Fusion Pipeline
Gate optimizations before execution, gated by qubit count thresholds. Every pass returns Cow<Circuit>. Borrowed when no optimization applies, so circuits that do not benefit pay zero overhead.
flowchart TD
IN[Input Circuit] --> P0["cancel_self_inverse_pairs (always)"]
P0 --> P0r["fuse_rzz (always): CX·Rz·CX to Rzz"]
P0r --> P0b["fuse_batch_rzz (>=16q): N×Rzz to BatchRzz"]
P0b --> G{"qubits >= MIN_QUBITS_FOR_FUSION (10)?"}
G -- no --> OUT[Output Circuit]
G -- yes --> P1["fuse_single_qubit_gates (>=10q)"]
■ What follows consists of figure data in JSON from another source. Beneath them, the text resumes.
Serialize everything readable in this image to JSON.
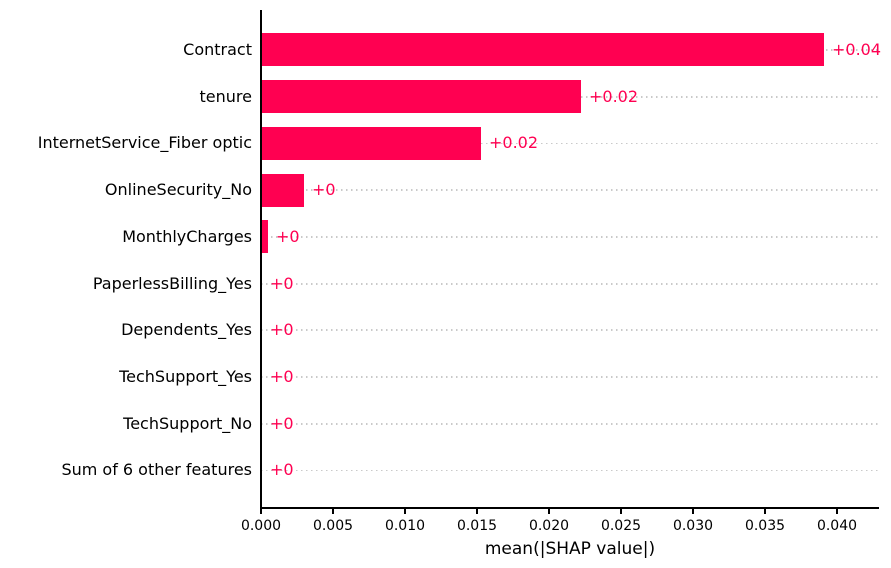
{
  "chart_data": {
    "type": "bar",
    "orientation": "horizontal",
    "title": "",
    "xlabel": "mean(|SHAP value|)",
    "ylabel": "",
    "categories": [
      "Contract",
      "tenure",
      "InternetService_Fiber optic",
      "OnlineSecurity_No",
      "MonthlyCharges",
      "PaperlessBilling_Yes",
      "Dependents_Yes",
      "TechSupport_Yes",
      "TechSupport_No",
      "Sum of 6 other features"
    ],
    "values": [
      0.0391,
      0.0222,
      0.0153,
      0.003,
      0.0005,
      0.0001,
      0.0001,
      8e-05,
      6e-05,
      5e-05
    ],
    "bar_value_labels": [
      "+0.04",
      "+0.02",
      "+0.02",
      "+0",
      "+0",
      "+0",
      "+0",
      "+0",
      "+0",
      "+0"
    ],
    "xlim": [
      0,
      0.0428
    ],
    "xtick_values": [
      0.0,
      0.005,
      0.01,
      0.015,
      0.02,
      0.025,
      0.03,
      0.035,
      0.04
    ],
    "xtick_labels": [
      "0.000",
      "0.005",
      "0.010",
      "0.015",
      "0.020",
      "0.025",
      "0.030",
      "0.035",
      "0.040"
    ],
    "grid": "horizontal-dotted",
    "legend": null,
    "colors": {
      "bar": "#ff0051",
      "value_label": "#ff0051",
      "gridline": "#c9c9c9",
      "axis": "#000000",
      "text": "#000000",
      "background": "#ffffff"
    }
  }
}
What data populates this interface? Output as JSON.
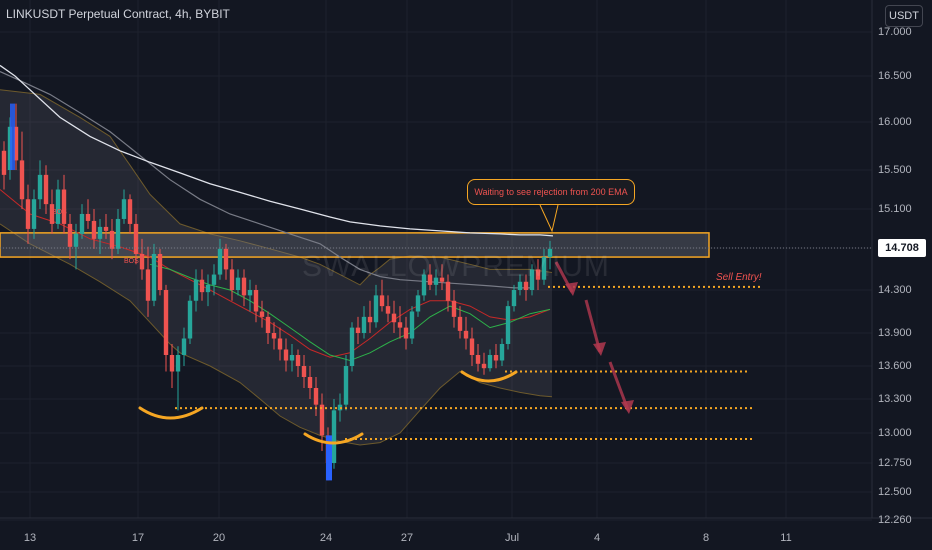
{
  "header": {
    "title": "LINKUSDT Perpetual Contract, 4h, BYBIT",
    "currency_label": "USDT"
  },
  "watermark_text": "SWALLOWPREMIUM",
  "annotations": {
    "callout_text": "Waiting to see rejection from 200 EMA",
    "sell_entry_text": "Sell Entry!",
    "bos_text": "BOS"
  },
  "colors": {
    "background": "#131722",
    "up": "#26a69a",
    "down": "#ef5350",
    "ema200": "#e0e3eb",
    "ema_mid": "#787b86",
    "orange": "#f5a623",
    "green_line": "#2db24a",
    "red_line": "#c62828",
    "arrow": "#b2384f"
  },
  "chart_data": {
    "type": "candlestick",
    "symbol": "LINKUSDT",
    "timeframe": "4h",
    "exchange": "BYBIT",
    "current_price": "14.708",
    "price_ticks": [
      "17.000",
      "16.500",
      "16.000",
      "15.500",
      "15.100",
      "14.708",
      "14.300",
      "13.900",
      "13.600",
      "13.300",
      "13.000",
      "12.750",
      "12.500",
      "12.260"
    ],
    "date_ticks": [
      "13",
      "17",
      "20",
      "24",
      "27",
      "Jul",
      "4",
      "8",
      "11"
    ],
    "resistance_zone": [
      14.62,
      14.86
    ],
    "sell_entry_level": 14.33,
    "target_levels": [
      13.55,
      13.22,
      12.95
    ],
    "ema200_path": [
      [
        0,
        16.62
      ],
      [
        15,
        16.5
      ],
      [
        30,
        16.35
      ],
      [
        60,
        16.05
      ],
      [
        90,
        15.85
      ],
      [
        120,
        15.7
      ],
      [
        150,
        15.58
      ],
      [
        180,
        15.47
      ],
      [
        210,
        15.36
      ],
      [
        240,
        15.27
      ],
      [
        270,
        15.18
      ],
      [
        300,
        15.1
      ],
      [
        330,
        15.02
      ],
      [
        350,
        14.97
      ],
      [
        380,
        14.93
      ],
      [
        410,
        14.9
      ],
      [
        440,
        14.88
      ],
      [
        470,
        14.86
      ],
      [
        500,
        14.85
      ],
      [
        520,
        14.84
      ],
      [
        540,
        14.84
      ],
      [
        553,
        14.83
      ]
    ],
    "ema_mid_path": [
      [
        0,
        16.55
      ],
      [
        20,
        16.45
      ],
      [
        50,
        16.3
      ],
      [
        80,
        16.1
      ],
      [
        110,
        15.9
      ],
      [
        140,
        15.65
      ],
      [
        170,
        15.4
      ],
      [
        200,
        15.2
      ],
      [
        230,
        15.05
      ],
      [
        260,
        14.95
      ],
      [
        290,
        14.85
      ],
      [
        320,
        14.75
      ],
      [
        340,
        14.62
      ],
      [
        360,
        14.5
      ],
      [
        380,
        14.43
      ],
      [
        400,
        14.4
      ],
      [
        430,
        14.38
      ],
      [
        460,
        14.36
      ],
      [
        490,
        14.34
      ],
      [
        515,
        14.32
      ],
      [
        530,
        14.32
      ]
    ],
    "bb_upper": [
      [
        0,
        16.35
      ],
      [
        40,
        16.3
      ],
      [
        80,
        16.05
      ],
      [
        110,
        15.85
      ],
      [
        130,
        15.55
      ],
      [
        150,
        15.25
      ],
      [
        180,
        14.95
      ],
      [
        210,
        14.85
      ],
      [
        240,
        14.78
      ],
      [
        270,
        14.7
      ],
      [
        300,
        14.62
      ],
      [
        320,
        14.55
      ],
      [
        340,
        14.45
      ],
      [
        360,
        14.35
      ],
      [
        370,
        14.45
      ],
      [
        380,
        14.52
      ],
      [
        390,
        14.6
      ],
      [
        410,
        14.63
      ],
      [
        440,
        14.62
      ],
      [
        470,
        14.55
      ],
      [
        490,
        14.5
      ],
      [
        510,
        14.5
      ],
      [
        530,
        14.5
      ],
      [
        552,
        14.47
      ]
    ],
    "bb_lower": [
      [
        0,
        14.95
      ],
      [
        30,
        14.75
      ],
      [
        70,
        14.55
      ],
      [
        100,
        14.38
      ],
      [
        130,
        14.2
      ],
      [
        150,
        14.0
      ],
      [
        170,
        13.8
      ],
      [
        180,
        13.72
      ],
      [
        210,
        13.6
      ],
      [
        240,
        13.45
      ],
      [
        260,
        13.3
      ],
      [
        280,
        13.15
      ],
      [
        300,
        13.05
      ],
      [
        320,
        12.98
      ],
      [
        340,
        12.93
      ],
      [
        360,
        12.9
      ],
      [
        380,
        12.92
      ],
      [
        400,
        13.0
      ],
      [
        420,
        13.2
      ],
      [
        440,
        13.4
      ],
      [
        460,
        13.55
      ],
      [
        480,
        13.45
      ],
      [
        500,
        13.4
      ],
      [
        520,
        13.36
      ],
      [
        540,
        13.33
      ],
      [
        552,
        13.32
      ]
    ],
    "red_ma": [
      [
        0,
        15.3
      ],
      [
        30,
        15.05
      ],
      [
        60,
        14.95
      ],
      [
        90,
        14.8
      ],
      [
        120,
        14.72
      ],
      [
        150,
        14.62
      ],
      [
        170,
        14.5
      ],
      [
        190,
        14.4
      ],
      [
        210,
        14.3
      ],
      [
        230,
        14.2
      ],
      [
        250,
        14.1
      ],
      [
        270,
        14.0
      ],
      [
        290,
        13.88
      ],
      [
        310,
        13.75
      ],
      [
        330,
        13.68
      ],
      [
        350,
        13.72
      ],
      [
        370,
        13.85
      ],
      [
        390,
        14.0
      ],
      [
        410,
        14.12
      ],
      [
        430,
        14.2
      ],
      [
        450,
        14.2
      ],
      [
        470,
        14.15
      ],
      [
        490,
        14.05
      ],
      [
        510,
        14.02
      ],
      [
        530,
        14.05
      ],
      [
        550,
        14.12
      ]
    ],
    "green_ma": [
      [
        150,
        14.55
      ],
      [
        170,
        14.5
      ],
      [
        190,
        14.42
      ],
      [
        210,
        14.35
      ],
      [
        230,
        14.3
      ],
      [
        250,
        14.2
      ],
      [
        270,
        14.08
      ],
      [
        290,
        13.95
      ],
      [
        310,
        13.82
      ],
      [
        330,
        13.7
      ],
      [
        350,
        13.65
      ],
      [
        370,
        13.72
      ],
      [
        390,
        13.82
      ],
      [
        410,
        13.9
      ],
      [
        430,
        14.05
      ],
      [
        450,
        14.15
      ],
      [
        470,
        14.08
      ],
      [
        490,
        13.95
      ],
      [
        510,
        14.0
      ],
      [
        530,
        14.08
      ],
      [
        550,
        14.12
      ]
    ],
    "candles": [
      [
        4,
        15.7,
        15.8,
        15.3,
        15.45
      ],
      [
        10,
        15.5,
        16.05,
        15.4,
        15.95
      ],
      [
        16,
        15.95,
        16.2,
        15.5,
        15.6
      ],
      [
        22,
        15.6,
        15.9,
        15.1,
        15.2
      ],
      [
        28,
        15.2,
        15.35,
        14.75,
        14.9
      ],
      [
        34,
        14.9,
        15.3,
        14.8,
        15.2
      ],
      [
        40,
        15.2,
        15.6,
        15.1,
        15.45
      ],
      [
        46,
        15.45,
        15.55,
        15.05,
        15.15
      ],
      [
        52,
        15.15,
        15.3,
        14.85,
        14.95
      ],
      [
        58,
        14.95,
        15.4,
        14.9,
        15.3
      ],
      [
        64,
        15.3,
        15.45,
        14.85,
        14.95
      ],
      [
        70,
        14.95,
        15.05,
        14.6,
        14.72
      ],
      [
        76,
        14.72,
        14.95,
        14.5,
        14.85
      ],
      [
        82,
        14.85,
        15.15,
        14.8,
        15.05
      ],
      [
        88,
        15.05,
        15.2,
        14.9,
        14.98
      ],
      [
        94,
        14.98,
        15.1,
        14.7,
        14.8
      ],
      [
        100,
        14.8,
        15.0,
        14.65,
        14.92
      ],
      [
        106,
        14.92,
        15.05,
        14.8,
        14.88
      ],
      [
        112,
        14.88,
        15.0,
        14.6,
        14.7
      ],
      [
        118,
        14.7,
        15.1,
        14.65,
        15.0
      ],
      [
        124,
        15.0,
        15.3,
        14.95,
        15.2
      ],
      [
        130,
        15.2,
        15.25,
        14.85,
        14.95
      ],
      [
        136,
        14.95,
        15.05,
        14.55,
        14.65
      ],
      [
        142,
        14.65,
        14.8,
        14.4,
        14.5
      ],
      [
        148,
        14.5,
        14.72,
        14.05,
        14.2
      ],
      [
        154,
        14.2,
        14.75,
        14.15,
        14.65
      ],
      [
        160,
        14.65,
        14.7,
        14.25,
        14.3
      ],
      [
        166,
        14.3,
        14.35,
        13.55,
        13.7
      ],
      [
        172,
        13.7,
        13.8,
        13.4,
        13.55
      ],
      [
        178,
        13.55,
        13.78,
        13.2,
        13.7
      ],
      [
        184,
        13.7,
        13.95,
        13.6,
        13.85
      ],
      [
        190,
        13.85,
        14.25,
        13.8,
        14.2
      ],
      [
        196,
        14.2,
        14.5,
        14.1,
        14.4
      ],
      [
        202,
        14.4,
        14.5,
        14.2,
        14.28
      ],
      [
        208,
        14.28,
        14.45,
        14.15,
        14.35
      ],
      [
        214,
        14.35,
        14.55,
        14.25,
        14.45
      ],
      [
        220,
        14.45,
        14.8,
        14.4,
        14.7
      ],
      [
        226,
        14.7,
        14.75,
        14.4,
        14.5
      ],
      [
        232,
        14.5,
        14.6,
        14.2,
        14.3
      ],
      [
        238,
        14.3,
        14.5,
        14.25,
        14.42
      ],
      [
        244,
        14.42,
        14.5,
        14.15,
        14.25
      ],
      [
        250,
        14.25,
        14.4,
        14.1,
        14.3
      ],
      [
        256,
        14.3,
        14.35,
        14.0,
        14.1
      ],
      [
        262,
        14.1,
        14.2,
        13.95,
        14.05
      ],
      [
        268,
        14.05,
        14.1,
        13.8,
        13.9
      ],
      [
        274,
        13.9,
        14.0,
        13.75,
        13.85
      ],
      [
        280,
        13.85,
        13.95,
        13.65,
        13.75
      ],
      [
        286,
        13.75,
        13.85,
        13.55,
        13.65
      ],
      [
        292,
        13.65,
        13.8,
        13.55,
        13.7
      ],
      [
        298,
        13.7,
        13.75,
        13.5,
        13.6
      ],
      [
        304,
        13.6,
        13.7,
        13.4,
        13.5
      ],
      [
        310,
        13.5,
        13.6,
        13.3,
        13.4
      ],
      [
        316,
        13.4,
        13.5,
        13.15,
        13.25
      ],
      [
        322,
        13.25,
        13.35,
        12.85,
        12.98
      ],
      [
        328,
        12.98,
        13.05,
        12.6,
        12.75
      ],
      [
        334,
        12.75,
        13.3,
        12.7,
        13.2
      ],
      [
        340,
        13.2,
        13.35,
        13.1,
        13.25
      ],
      [
        346,
        13.25,
        13.7,
        13.2,
        13.6
      ],
      [
        352,
        13.6,
        14.0,
        13.55,
        13.95
      ],
      [
        358,
        13.95,
        14.05,
        13.8,
        13.9
      ],
      [
        364,
        13.9,
        14.15,
        13.85,
        14.05
      ],
      [
        370,
        14.05,
        14.2,
        13.9,
        14.0
      ],
      [
        376,
        14.0,
        14.35,
        13.95,
        14.25
      ],
      [
        382,
        14.25,
        14.4,
        14.1,
        14.15
      ],
      [
        388,
        14.15,
        14.25,
        14.0,
        14.08
      ],
      [
        394,
        14.08,
        14.2,
        13.9,
        14.0
      ],
      [
        400,
        14.0,
        14.15,
        13.85,
        13.95
      ],
      [
        406,
        13.95,
        14.05,
        13.75,
        13.85
      ],
      [
        412,
        13.85,
        14.15,
        13.8,
        14.1
      ],
      [
        418,
        14.1,
        14.3,
        14.05,
        14.25
      ],
      [
        424,
        14.25,
        14.5,
        14.2,
        14.45
      ],
      [
        430,
        14.45,
        14.55,
        14.3,
        14.35
      ],
      [
        436,
        14.35,
        14.5,
        14.25,
        14.42
      ],
      [
        442,
        14.42,
        14.55,
        14.3,
        14.38
      ],
      [
        448,
        14.38,
        14.45,
        14.1,
        14.2
      ],
      [
        454,
        14.2,
        14.3,
        13.95,
        14.05
      ],
      [
        460,
        14.05,
        14.15,
        13.85,
        13.92
      ],
      [
        466,
        13.92,
        14.05,
        13.75,
        13.85
      ],
      [
        472,
        13.85,
        13.95,
        13.6,
        13.7
      ],
      [
        478,
        13.7,
        13.8,
        13.55,
        13.62
      ],
      [
        484,
        13.62,
        13.72,
        13.52,
        13.58
      ],
      [
        490,
        13.58,
        13.75,
        13.55,
        13.7
      ],
      [
        496,
        13.7,
        13.8,
        13.58,
        13.65
      ],
      [
        502,
        13.65,
        13.85,
        13.6,
        13.8
      ],
      [
        508,
        13.8,
        14.2,
        13.75,
        14.15
      ],
      [
        514,
        14.15,
        14.35,
        14.1,
        14.3
      ],
      [
        520,
        14.3,
        14.45,
        14.25,
        14.38
      ],
      [
        526,
        14.38,
        14.45,
        14.2,
        14.3
      ],
      [
        532,
        14.3,
        14.55,
        14.25,
        14.5
      ],
      [
        538,
        14.5,
        14.6,
        14.3,
        14.4
      ],
      [
        544,
        14.4,
        14.7,
        14.35,
        14.62
      ],
      [
        550,
        14.62,
        14.78,
        14.5,
        14.7
      ]
    ]
  }
}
P1 --> P1r["reorder_1q_gates (>=10q)"]
P1r --> P1c["cancel_self_inverse_pairs (>=10q)"]
P1c --> P1f["fuse_single_qubit_gates re-fuse (>=10q)"]
P1f --> P2q["fuse_2q_gates (>=12q): CX/CZ + adjacent 1q to Fused2q"]
P2q --> P2qb["fuse_same_pair_2q_blocks (>=12q)"]
P2qb --> P2["fuse_multi_1q_gates (>=14q) to MultiFused"]
P2 --> P2qr["reorder_disjoint_fused2q (>=12q)"]
P2qr --> Pm2q["fuse_multi_2q_gates (>=12q) to Multi2q"]
Pm2q --> Pcp["fuse_controlled_phases (>=16q) to BatchPhase"]
Pcp --> Pdb["fuse_diagonal_batch (>=16q) to DiagonalBatch"]
Pdb --> Ppp["batch_post_phase_1q (>=18q)"]
Ppp --> OUT
Threshold constants
| Constant | Value | Rationale |
|---|---|---|
MIN_QUBITS_FOR_FUSION | 10 | Below this, clone cost exceeds simulation savings |
MIN_QUBITS_FOR_MULTI_FUSION | 14 | MultiFused tiling overhead vs benefit |
MIN_QUBITS_FOR_DIAG_BATCH | 16 | Diagonal batch, cphase, and Rzz batching |
MIN_QUBITS_FOR_POST_PHASE_BATCH | 18 | Post-phase 1q re-batching |
MIN_QUBITS_FOR_2Q_FUSION | 12 | Benchmarked QV and random sweeps show memory-pass reduction wins from 12q |
MIN_QUBITS_FOR_MULTI_2Q_FUSION | 12 | Same as 2q fusion |